For Cotton + Corn, Reebok partnered with DuPont Tate & Lyle Bio Products, a manufacturer of bio-based solutions. DuPont Tate & Lyle has developed Susterra propanediol, a pure, petroleum-free, non-toxic, 100 percent USDA certified bio-based product derived from field corn. Susterra propanediol is used to create the sole of the Cotton + Corn shoes.

“Cotton is not a surprise,” said Bill McInnis, head of Reebok Future. “It’s not the magic part of this; corn is. Corn is where we did something different by using industrial corn – a raw material that already has a long history out there. The idea is that we have built a simple menu of cotton and corn, and we plan to keep adding on to the menu beyond the lifestyle line. The basic long-term goal for Reebok is to be able to take any of our shoes and make a sustainable version of them. We are gradually moving sustainable materials into our product line.”

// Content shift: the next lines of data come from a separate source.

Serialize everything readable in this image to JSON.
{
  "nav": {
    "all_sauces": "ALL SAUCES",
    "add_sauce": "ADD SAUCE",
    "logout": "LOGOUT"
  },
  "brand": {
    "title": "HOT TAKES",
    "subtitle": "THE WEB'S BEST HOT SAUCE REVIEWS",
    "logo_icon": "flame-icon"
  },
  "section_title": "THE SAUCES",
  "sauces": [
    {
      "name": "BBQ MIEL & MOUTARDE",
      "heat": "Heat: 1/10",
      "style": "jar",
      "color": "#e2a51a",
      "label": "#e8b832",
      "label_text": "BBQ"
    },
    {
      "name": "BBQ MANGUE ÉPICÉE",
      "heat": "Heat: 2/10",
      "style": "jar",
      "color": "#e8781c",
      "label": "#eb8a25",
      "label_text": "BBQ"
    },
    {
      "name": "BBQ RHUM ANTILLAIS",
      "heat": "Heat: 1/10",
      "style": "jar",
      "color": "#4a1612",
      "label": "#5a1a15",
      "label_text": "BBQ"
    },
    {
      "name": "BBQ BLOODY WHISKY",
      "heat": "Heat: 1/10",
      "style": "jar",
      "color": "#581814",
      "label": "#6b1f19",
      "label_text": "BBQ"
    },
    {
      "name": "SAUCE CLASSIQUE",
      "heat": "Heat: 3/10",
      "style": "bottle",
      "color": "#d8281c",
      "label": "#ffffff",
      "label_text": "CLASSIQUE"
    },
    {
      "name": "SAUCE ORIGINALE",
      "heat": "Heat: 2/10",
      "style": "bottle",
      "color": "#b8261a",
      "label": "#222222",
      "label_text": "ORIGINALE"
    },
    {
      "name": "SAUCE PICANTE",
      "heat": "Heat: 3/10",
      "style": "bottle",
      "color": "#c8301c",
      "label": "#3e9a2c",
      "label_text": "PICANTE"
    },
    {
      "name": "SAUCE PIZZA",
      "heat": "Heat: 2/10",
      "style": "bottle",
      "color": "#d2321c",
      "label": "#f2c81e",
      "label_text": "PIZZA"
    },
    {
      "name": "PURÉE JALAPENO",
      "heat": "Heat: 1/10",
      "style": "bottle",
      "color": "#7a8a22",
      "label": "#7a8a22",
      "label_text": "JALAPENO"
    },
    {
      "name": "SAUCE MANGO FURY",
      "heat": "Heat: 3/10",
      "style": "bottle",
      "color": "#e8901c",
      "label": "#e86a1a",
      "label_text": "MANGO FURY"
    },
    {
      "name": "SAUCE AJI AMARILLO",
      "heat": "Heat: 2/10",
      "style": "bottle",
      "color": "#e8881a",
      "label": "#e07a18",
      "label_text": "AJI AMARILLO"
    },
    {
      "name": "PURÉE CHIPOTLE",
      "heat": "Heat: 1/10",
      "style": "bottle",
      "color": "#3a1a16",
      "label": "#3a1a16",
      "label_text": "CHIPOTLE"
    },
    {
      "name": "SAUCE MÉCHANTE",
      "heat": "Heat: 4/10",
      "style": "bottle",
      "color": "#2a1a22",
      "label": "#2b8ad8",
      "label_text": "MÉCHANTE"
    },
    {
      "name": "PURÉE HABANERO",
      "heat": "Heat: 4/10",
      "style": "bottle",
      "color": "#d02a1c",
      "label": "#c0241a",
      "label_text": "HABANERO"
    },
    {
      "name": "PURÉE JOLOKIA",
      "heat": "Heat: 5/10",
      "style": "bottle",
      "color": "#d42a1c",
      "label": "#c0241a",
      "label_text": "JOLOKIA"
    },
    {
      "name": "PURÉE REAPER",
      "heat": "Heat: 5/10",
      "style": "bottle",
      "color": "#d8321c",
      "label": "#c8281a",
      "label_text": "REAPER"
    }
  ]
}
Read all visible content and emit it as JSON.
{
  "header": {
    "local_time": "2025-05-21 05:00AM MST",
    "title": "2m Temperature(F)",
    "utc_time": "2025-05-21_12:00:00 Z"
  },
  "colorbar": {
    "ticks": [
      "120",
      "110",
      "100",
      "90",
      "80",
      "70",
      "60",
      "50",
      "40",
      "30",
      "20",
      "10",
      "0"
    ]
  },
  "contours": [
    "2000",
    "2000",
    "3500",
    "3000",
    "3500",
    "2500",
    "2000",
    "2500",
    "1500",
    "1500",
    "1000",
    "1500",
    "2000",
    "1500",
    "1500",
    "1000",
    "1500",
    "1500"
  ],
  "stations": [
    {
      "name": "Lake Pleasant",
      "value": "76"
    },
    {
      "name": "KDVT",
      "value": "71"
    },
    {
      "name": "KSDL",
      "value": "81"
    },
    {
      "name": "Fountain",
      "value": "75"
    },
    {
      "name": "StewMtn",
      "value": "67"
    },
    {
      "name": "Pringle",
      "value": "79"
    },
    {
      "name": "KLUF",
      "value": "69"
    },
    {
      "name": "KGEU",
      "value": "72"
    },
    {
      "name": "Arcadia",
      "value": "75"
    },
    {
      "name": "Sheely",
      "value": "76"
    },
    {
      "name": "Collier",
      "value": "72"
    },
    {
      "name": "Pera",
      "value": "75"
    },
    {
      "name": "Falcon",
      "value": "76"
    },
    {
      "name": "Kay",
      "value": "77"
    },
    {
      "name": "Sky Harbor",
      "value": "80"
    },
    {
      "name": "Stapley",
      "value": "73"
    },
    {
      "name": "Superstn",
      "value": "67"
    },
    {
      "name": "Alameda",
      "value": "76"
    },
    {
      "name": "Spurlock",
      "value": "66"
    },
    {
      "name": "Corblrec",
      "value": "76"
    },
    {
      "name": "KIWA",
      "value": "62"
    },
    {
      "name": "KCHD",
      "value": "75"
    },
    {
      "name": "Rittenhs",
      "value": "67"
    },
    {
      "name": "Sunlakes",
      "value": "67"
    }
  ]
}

The corn-based products are tested the same way as any Reebok product.  McInnis said once the company produces performance products using the same technology, they will be put to the test by athletes as usual. “We have had people use the products in the exact way they would in the real world, so we know they are going to hold up.”

McInnis said the idea stemmed from consumers becoming environmentally conscious and more aware of where products come from and where they end up. “We have been working on the concept for about five years now. Our biggest hurdle was trying to use sustainable material while still meeting people’s expectations for comfort, performance and style. Not all of our consumers had the environmental concerns, but introducing the line has helped some realize it is important where their products come from. This is the first of many steps and we will fill in the rest of the story as we go.”

McInnis said he hopes other companies will follow in Reebok’s plant-based footsteps. “If you want to make an analogy, the first electric cars didn’t fare very well until someone did it right, so the trick is to do it right the first time, and that’s what we aimed to do. We wanted to create something that made sense and was functional, and we think it will set a trend that others will follow. A lot of substances have a starch base like corn, so any of those could be in the arena for future projects like this.”